NBC confirmed the President will appear in an episode of Running Wild with Bear Grylls, the celebrity-packed series that has also featured Kate Winslet, Michelle Rodriguez and Ed Helms.
It’s the first time a President has appeared on the show and is part of Obama’s current push to engage mainstream media to highlight his efforts on everything from same-sex marriage to prison reform and climate change.
The prospect of Obama sharing screen time with Grylls has already spawned a petition on the White House website, calling for the president to “drink his own urine” on camera.
The announcement comes as Obama leaves for a three day tour of Alaska, making him the first sitting President to enter the Arctic Circle.

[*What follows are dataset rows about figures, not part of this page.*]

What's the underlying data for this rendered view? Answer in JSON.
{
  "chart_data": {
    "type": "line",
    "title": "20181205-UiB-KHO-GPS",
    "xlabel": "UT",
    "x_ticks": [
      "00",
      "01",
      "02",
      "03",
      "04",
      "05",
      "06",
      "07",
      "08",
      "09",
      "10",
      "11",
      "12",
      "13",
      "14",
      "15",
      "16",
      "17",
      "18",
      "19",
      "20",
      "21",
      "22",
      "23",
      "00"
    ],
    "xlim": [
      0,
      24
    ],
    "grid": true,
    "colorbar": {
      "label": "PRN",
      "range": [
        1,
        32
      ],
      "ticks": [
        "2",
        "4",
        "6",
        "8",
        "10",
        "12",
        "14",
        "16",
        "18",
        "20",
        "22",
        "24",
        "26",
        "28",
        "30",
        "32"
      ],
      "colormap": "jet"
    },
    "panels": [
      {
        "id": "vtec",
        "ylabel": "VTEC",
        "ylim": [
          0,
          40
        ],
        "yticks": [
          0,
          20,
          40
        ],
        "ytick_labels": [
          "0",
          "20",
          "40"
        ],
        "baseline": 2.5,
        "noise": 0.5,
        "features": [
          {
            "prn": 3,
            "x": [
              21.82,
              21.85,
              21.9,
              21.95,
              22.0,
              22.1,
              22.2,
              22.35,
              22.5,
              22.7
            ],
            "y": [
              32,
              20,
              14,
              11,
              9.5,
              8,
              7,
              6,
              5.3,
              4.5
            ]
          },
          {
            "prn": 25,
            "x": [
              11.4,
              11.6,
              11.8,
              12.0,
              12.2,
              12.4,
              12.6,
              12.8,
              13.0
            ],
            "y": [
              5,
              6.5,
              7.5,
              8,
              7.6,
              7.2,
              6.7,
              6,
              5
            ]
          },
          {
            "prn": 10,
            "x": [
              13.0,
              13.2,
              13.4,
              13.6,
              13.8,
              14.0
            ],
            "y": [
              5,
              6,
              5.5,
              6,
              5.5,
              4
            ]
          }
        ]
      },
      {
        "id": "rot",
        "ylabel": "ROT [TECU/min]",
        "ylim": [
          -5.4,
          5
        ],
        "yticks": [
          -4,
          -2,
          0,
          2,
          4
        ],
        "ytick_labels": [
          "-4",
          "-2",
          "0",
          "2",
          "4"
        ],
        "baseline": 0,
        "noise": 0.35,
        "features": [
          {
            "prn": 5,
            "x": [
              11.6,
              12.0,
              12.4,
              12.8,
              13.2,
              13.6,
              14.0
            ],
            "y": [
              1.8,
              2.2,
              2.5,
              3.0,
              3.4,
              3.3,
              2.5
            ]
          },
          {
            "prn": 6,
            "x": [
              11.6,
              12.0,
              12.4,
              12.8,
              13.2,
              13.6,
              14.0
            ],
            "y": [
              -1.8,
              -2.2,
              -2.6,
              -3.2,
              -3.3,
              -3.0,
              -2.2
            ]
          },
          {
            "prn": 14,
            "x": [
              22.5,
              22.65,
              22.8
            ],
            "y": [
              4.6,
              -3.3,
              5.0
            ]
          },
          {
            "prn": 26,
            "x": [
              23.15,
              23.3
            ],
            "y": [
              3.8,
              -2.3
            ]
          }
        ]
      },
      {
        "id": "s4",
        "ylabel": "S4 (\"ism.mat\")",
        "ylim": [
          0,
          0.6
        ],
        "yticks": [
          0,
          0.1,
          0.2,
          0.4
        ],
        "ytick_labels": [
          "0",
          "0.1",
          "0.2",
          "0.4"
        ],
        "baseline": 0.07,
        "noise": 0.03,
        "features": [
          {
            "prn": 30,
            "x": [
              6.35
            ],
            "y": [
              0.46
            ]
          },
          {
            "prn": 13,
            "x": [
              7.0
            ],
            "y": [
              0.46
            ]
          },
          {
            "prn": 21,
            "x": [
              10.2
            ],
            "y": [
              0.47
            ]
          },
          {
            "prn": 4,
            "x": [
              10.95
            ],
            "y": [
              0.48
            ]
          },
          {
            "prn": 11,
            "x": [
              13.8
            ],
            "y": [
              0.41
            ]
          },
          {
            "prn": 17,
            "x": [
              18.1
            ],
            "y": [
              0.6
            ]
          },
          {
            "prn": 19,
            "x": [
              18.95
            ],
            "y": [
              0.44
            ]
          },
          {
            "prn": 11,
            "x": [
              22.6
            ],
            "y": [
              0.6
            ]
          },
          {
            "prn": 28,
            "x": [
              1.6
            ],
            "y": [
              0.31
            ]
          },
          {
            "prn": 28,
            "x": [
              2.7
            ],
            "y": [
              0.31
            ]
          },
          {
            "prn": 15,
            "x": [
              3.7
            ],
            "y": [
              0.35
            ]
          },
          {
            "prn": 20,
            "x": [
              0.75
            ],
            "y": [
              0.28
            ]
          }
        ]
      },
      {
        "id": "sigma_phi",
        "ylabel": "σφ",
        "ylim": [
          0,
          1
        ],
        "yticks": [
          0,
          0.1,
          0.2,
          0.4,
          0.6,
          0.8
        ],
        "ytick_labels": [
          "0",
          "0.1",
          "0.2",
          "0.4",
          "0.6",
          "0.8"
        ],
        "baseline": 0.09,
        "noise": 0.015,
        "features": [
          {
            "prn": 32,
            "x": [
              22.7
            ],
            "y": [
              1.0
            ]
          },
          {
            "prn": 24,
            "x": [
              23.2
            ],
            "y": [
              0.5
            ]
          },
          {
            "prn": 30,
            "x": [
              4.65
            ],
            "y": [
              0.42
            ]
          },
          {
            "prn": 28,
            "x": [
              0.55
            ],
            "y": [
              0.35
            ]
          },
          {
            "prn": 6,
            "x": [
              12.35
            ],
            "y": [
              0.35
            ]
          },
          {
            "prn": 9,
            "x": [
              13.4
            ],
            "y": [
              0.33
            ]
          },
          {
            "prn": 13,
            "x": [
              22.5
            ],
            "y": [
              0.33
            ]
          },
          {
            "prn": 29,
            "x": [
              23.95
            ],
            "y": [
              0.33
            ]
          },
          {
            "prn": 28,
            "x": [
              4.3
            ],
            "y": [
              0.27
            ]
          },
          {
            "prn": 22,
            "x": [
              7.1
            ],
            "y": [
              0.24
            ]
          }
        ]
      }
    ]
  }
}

The trip will highlight the changing environment by showing shorelines and melting permafrost and comes ahead of the UN Climate Change Conference in Paris later this year that aims to provide global reform on the issue.
Even before he departed, Obama was making waves as he announced his administration would change the name of North America’s tallest peak, the 6,193-meter Mount McKinley, to Denali, its traditional Athabascan name.
The gesture was a major show of solidarity with the Alaska Arctic’s native people, who have received less attention amid Obama’s recent efforts to improve conditions for Native Americans in the mainland US. However it prompted a backlash from legislators in McKinley’s native Ohio.
Yet Obama was to navigate far more turbulent political waters in Anchorage, where his grand declarations on climate change have been met with scepticism by leaders in a state that’s heavily dependent on oil revenues, which have fallen precipitously.
At the same time, environmental groups warned that Obama hadn’t done enough to protect Alaska and the climate. They took particular offence at his administration’s move just a few weeks ago to give Royal Dutch Shell a final permit for expanded drilling off Alaska’s northwest coast.
“I share people’s concerns about offshore drilling. I remember the BP spill in the Gulf of Mexico all too well,” Obama said in his weekly address. Yet he said the U.S. economy still had to rely on oil and gas while it transitions to cleaner renewable fuels, and said his administration was ensuring those risks were minimised.
Obama was to hold a listening session with Alaska Natives before speaking at a climate-focused Arctic summit, which involves leaders from Arctic and non-Arctic nations.
Obama and Secretary of State John Kerry are intensely focused on a global climate treaty that nations hope to finalise in December, as the president works to secure his environmental legacy before leaving office. He has pledged to cut greenhouse gas emissions by up to 28 per cent by 2030.